Statewide, the average age of the female victims was just under 13 years. That average was skewed low due to inclusion of six first-graders sexually assaulted by Omaha Public Schools teacher Gregory Sedlacek. Excluding those cases raises the average age to 15.4. For male victims in Nebraska, the average age was 16.2 years.
A student teacher in Norfolk, The World-Herald found, raised a 14-year-old student’s grade from a 79 to a 95 in return for pictures of the student’s naked breasts.
In the OPS case involving abuse of first-graders, teacher Sedlacek was sentenced to 50 to 100 years in prison after pleading guilty to sexually assaulting three students. Eric Nelson, the school principal at the time of Sedlacek’s arrest, is awaiting trial on allegations that he failed to report Sedlacek’s behavior.
A case from Omaha Public Schools’ Davis Middle School provides a disturbing example of an educator who groomed his young victim and carried out years of sexual abuse until he was finally caught — not through action by the district or the state, despite concerns expressed by teachers, but after a neighbor discovered and reported his misconduct.
The teacher, Brian Robeson, carried out sexual contact with the student, Anna, in his classroom, a bathroom and a computer lab. Twice, World-Herald staff writers Emily Nitcher and Joe Dejka reported, someone walked into the classroom while Anna and Robeson were engaged in a sexual act. Robeson shoved Anna into a closet both times. The abuse continued after Ann entered high school.
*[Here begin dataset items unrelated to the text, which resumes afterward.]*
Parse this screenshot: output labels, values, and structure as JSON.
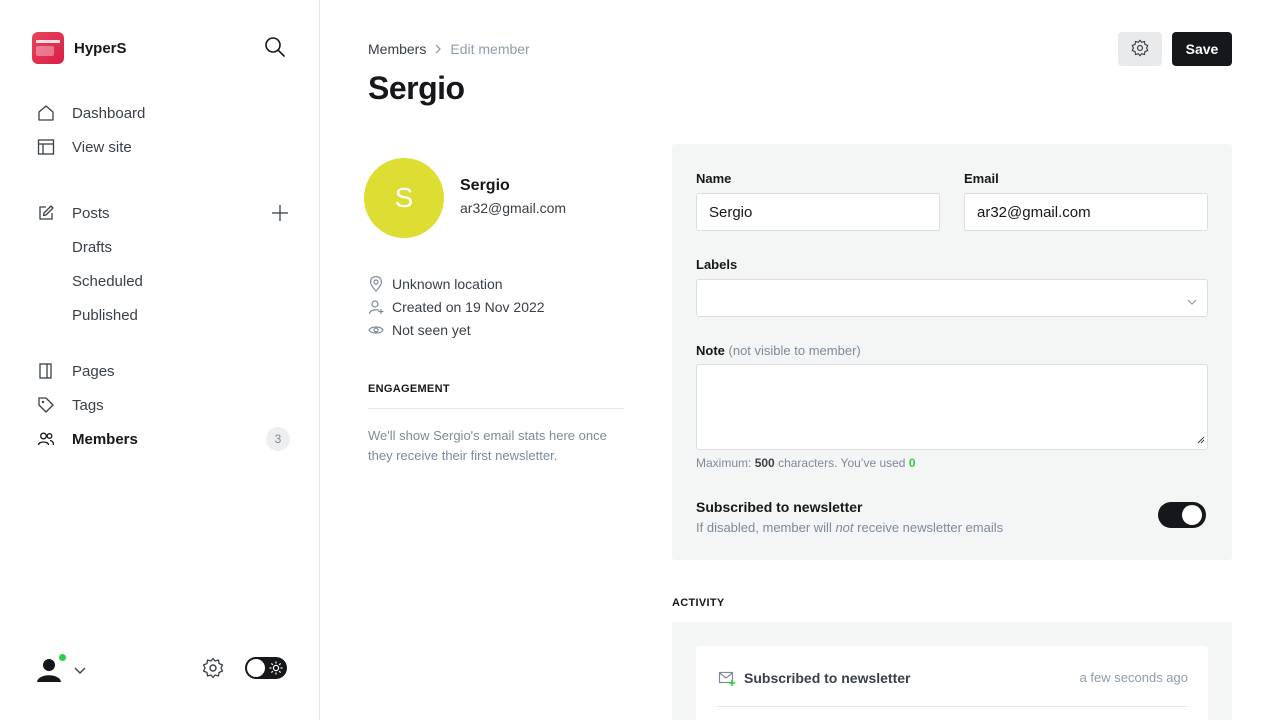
{
  "brand": {
    "name": "HyperS"
  },
  "sidebar": {
    "items": [
      {
        "label": "Dashboard"
      },
      {
        "label": "View site"
      },
      {
        "label": "Posts"
      },
      {
        "label": "Drafts"
      },
      {
        "label": "Scheduled"
      },
      {
        "label": "Published"
      },
      {
        "label": "Pages"
      },
      {
        "label": "Tags"
      },
      {
        "label": "Members",
        "count": "3"
      }
    ]
  },
  "breadcrumb": {
    "parent": "Members",
    "current": "Edit member"
  },
  "page": {
    "title": "Sergio"
  },
  "actions": {
    "save_label": "Save"
  },
  "member": {
    "initial": "S",
    "name": "Sergio",
    "email": "ar32@gmail.com",
    "location": "Unknown location",
    "created": "Created on 19 Nov 2022",
    "seen": "Not seen yet",
    "avatar_color": "#dedd33"
  },
  "engagement": {
    "title": "ENGAGEMENT",
    "text": "We'll show Sergio's email stats here once they receive their first newsletter."
  },
  "form": {
    "name_label": "Name",
    "name_value": "Sergio",
    "email_label": "Email",
    "email_value": "ar32@gmail.com",
    "labels_label": "Labels",
    "note_label": "Note",
    "note_hint": "(not visible to member)",
    "max_prefix": "Maximum:",
    "max_count": "500",
    "max_mid": "characters. You’ve used",
    "used_count": "0",
    "subscribed_title": "Subscribed to newsletter",
    "subscribed_desc_pre": "If disabled, member will",
    "subscribed_desc_em": "not",
    "subscribed_desc_post": "receive newsletter emails",
    "subscribed": true
  },
  "activity": {
    "title": "ACTIVITY",
    "items": [
      {
        "text": "Subscribed to newsletter",
        "time": "a few seconds ago"
      }
    ]
  },
  "colors": {
    "accent": "#15171a",
    "online": "#30cf43",
    "panel": "#f4f5f5"
  }
}
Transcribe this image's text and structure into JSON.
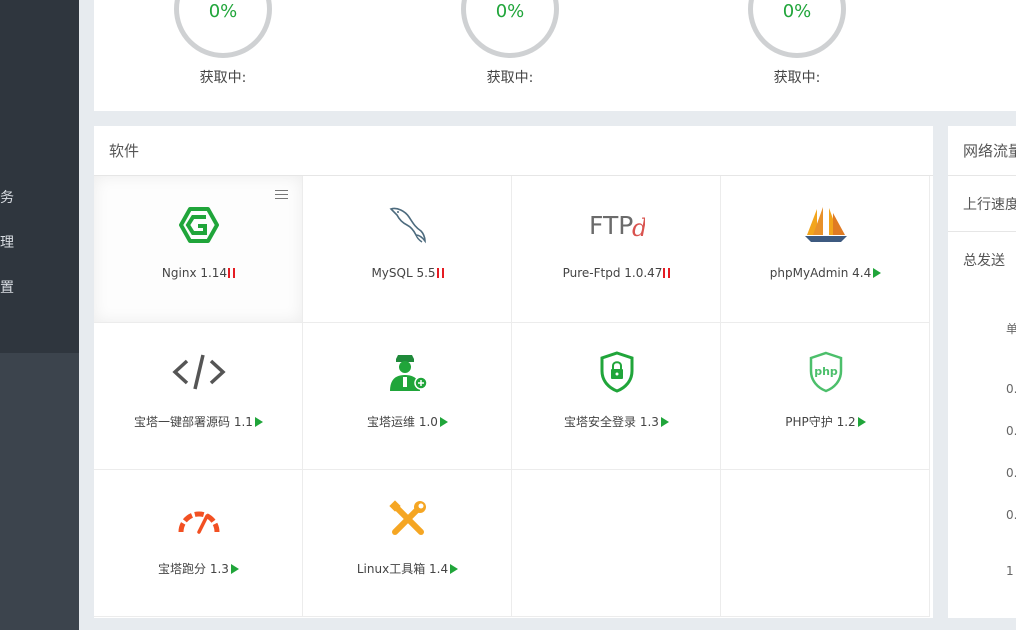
{
  "sidebar": {
    "items": [
      {
        "label": "务"
      },
      {
        "label": "理"
      },
      {
        "label": "置"
      }
    ]
  },
  "gauges": [
    {
      "percent": "0%",
      "caption": "获取中:"
    },
    {
      "percent": "0%",
      "caption": "获取中:"
    },
    {
      "percent": "0%",
      "caption": "获取中:"
    }
  ],
  "software": {
    "title": "软件",
    "items": [
      {
        "name": "Nginx 1.14",
        "status": "running",
        "icon": "nginx-icon"
      },
      {
        "name": "MySQL 5.5",
        "status": "running",
        "icon": "mysql-dolphin-icon"
      },
      {
        "name": "Pure-Ftpd 1.0.47",
        "status": "running",
        "icon": "ftpd-icon"
      },
      {
        "name": "phpMyAdmin 4.4",
        "status": "stopped",
        "icon": "sailboat-icon"
      },
      {
        "name": "宝塔一键部署源码 1.1",
        "status": "stopped",
        "icon": "code-icon"
      },
      {
        "name": "宝塔运维 1.0",
        "status": "stopped",
        "icon": "ops-worker-icon"
      },
      {
        "name": "宝塔安全登录 1.3",
        "status": "stopped",
        "icon": "shield-lock-icon"
      },
      {
        "name": "PHP守护 1.2",
        "status": "stopped",
        "icon": "php-shield-icon"
      },
      {
        "name": "宝塔跑分 1.3",
        "status": "stopped",
        "icon": "speedometer-icon"
      },
      {
        "name": "Linux工具箱 1.4",
        "status": "stopped",
        "icon": "tools-icon"
      }
    ]
  },
  "network": {
    "title": "网络流量",
    "upload_label": "上行速度",
    "total_sent_label": "总发送",
    "unit_label": "单",
    "ticks": [
      "0.",
      "0.",
      "0.",
      "0.",
      "1"
    ]
  },
  "colors": {
    "accent": "#20a53a",
    "danger": "#e51c23",
    "sidebar_bg": "#3c444d"
  }
}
In court, Robeson pleaded guilty to first-degree sexual assault and was sentenced to 40 years in prison. Learning about Robeson’s protracted abuse of their daughter, Anna’s mother said, struck family members like “a bomb exploded. And there’s shrapnel everywhere.”
It’s encouraging that despite such trauma, Anna, now 18, has moved forward with her education and is now in college. She’s studying to be a teacher. Educators, she notes, “have so much power to change a person’s life.”
In the wake of these cases, Nebraska school districts should clarify their notification policies to conform with the state’s mandate that misconduct concerns be reported immediately to Child Protective Services. Awareness training should be a far greater component of school staff instruction. The Legislature should change the law so the Nebraska Department of Education, which has considerable authority already over misconduct cases, is informed of sexual abuse concerns.
Anna, the OPS first graders and many dozens of other Nebraska young people have suffered unspeakable harm at the hands of predator educators. Local and state authorities need to respond with focused, effective action. It’s time for Nebraska to do far more to protect its children.